Congress Slashed Earmarks In 2009: White House Analysis
WASHINGTON — Members of Congress obtained about 2,000 fewer pet projects for their home states last year, according to a White House analysis released Monday.
Lawmakers stuffed 9,192 so-called earmarks into spending bills last year, at a cost to taxpayers of more than $11 billion, the analysis found. By White House calculations, that's a 17 percent drop in the number of earmarks and a 27 percent reduction in cost.
"All too often, earmarks are an easy vehicle for special interest dealmaking – inserted into congressional spending bills without filter for merit, need, priority, or any scrutiny," White House budget chief Peter Orszag said in a statement.
"Although more needs to be done, the news is encouraging: Earmarks are down by double-digit percentages," Orszag said.
Earmarks like road and water projects are a cherished tradition and skyrocketed during GOP control of Congress. Democrats have succeeded in cutting them back a little and have instituted reforms to make the process more open and less subject to corruption.
House Republicans have sworn them off this year as they seek an edge in the November elections.
"Abuse of the earmark process is a symbol of how Washington is broken, and Washington Democrats have done far too little to fix it," said House Minority Leader John Boehner, R-Ohio.
Still, budget watchdog groups and the White House itself said the drop in earmarks is not quite that dramatic because accounting for some water projects has changed.
White House budget office spokesman Tom Gavin said that even when those projects are excluded, the cost of last year's earmarks went down by about 14 percent from the year before.
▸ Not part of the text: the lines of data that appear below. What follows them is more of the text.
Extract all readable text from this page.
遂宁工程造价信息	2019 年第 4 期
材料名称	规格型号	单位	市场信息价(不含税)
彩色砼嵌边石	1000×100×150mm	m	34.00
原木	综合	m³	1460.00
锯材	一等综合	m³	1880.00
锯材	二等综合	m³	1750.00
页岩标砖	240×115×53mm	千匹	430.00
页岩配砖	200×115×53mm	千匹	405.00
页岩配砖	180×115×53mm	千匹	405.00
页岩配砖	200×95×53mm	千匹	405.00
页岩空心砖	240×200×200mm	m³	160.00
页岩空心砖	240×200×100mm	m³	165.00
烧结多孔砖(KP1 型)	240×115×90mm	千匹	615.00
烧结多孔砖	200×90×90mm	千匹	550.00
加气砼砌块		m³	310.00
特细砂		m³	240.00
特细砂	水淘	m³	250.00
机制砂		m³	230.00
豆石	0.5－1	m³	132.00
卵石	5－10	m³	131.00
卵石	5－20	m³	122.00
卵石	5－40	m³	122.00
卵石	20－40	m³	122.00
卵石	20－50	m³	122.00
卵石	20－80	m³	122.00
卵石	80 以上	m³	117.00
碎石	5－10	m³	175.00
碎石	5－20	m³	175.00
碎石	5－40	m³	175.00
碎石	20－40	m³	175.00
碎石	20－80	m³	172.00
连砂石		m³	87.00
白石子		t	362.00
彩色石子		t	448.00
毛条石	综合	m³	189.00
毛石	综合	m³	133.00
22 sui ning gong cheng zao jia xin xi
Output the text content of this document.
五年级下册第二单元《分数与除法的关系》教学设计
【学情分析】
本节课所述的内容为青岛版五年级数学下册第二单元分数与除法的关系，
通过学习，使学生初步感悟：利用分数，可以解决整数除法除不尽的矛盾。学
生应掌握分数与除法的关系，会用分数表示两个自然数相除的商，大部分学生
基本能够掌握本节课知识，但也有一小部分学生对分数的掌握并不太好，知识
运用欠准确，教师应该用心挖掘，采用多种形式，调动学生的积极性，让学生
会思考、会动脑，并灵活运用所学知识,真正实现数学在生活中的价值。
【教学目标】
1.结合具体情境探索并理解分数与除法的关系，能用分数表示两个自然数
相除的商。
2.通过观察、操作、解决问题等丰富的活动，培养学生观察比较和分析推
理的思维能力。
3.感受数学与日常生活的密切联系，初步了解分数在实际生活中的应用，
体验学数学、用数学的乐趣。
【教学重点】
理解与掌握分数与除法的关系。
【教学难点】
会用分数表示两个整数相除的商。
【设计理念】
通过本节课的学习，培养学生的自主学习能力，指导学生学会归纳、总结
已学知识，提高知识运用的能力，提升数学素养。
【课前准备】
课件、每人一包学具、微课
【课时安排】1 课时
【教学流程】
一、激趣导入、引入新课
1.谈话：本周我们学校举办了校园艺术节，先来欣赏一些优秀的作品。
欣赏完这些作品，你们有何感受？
Taxpayers for Common Sense, an anti-earmark group, says the cost of last year's earmarks was even higher, more like $16 billion. That is because the group counts billions of dollars spent on Pentagon programs the administration has sought to kill off but that Congress has revived. Such programs include the C-17 cargo jet that President Barack Obama opposes.
Opponents of earmarks say they have a corrupting influence on lawmakers, getting them to support spending bills they would otherwise oppose. And they say they created a "pay-to-play" culture in which companies seeking earmarks and their hired lobbyists returned the favor with campaign contributions.
The definition of an earmark varies, but they are most commonly regarded as a specific project, contract or grant not requested by the president but inserted into one of the annual spending bills.
Once inserted by the most senior and powerful lawmakers and those on the appropriations and transportation committees, earmarks mushroomed after Republicans took over Congress in 1995.
Then, GOP leaders like Speaker Newt Gingrich of Georgia and Majority Whip Tom DeLay of Texas, saw earmarks as a way to help endangered Republicans keep their seats and to reward lawmakers loyal to GOP leaders.
When the Bush White House first counted up earmarks for 2005, with Republicans in control of the House and Senate, it discovered about 13,500 earmarks totaling about $19 billion. That's about one-third more than last year, at a 41 percent higher cost.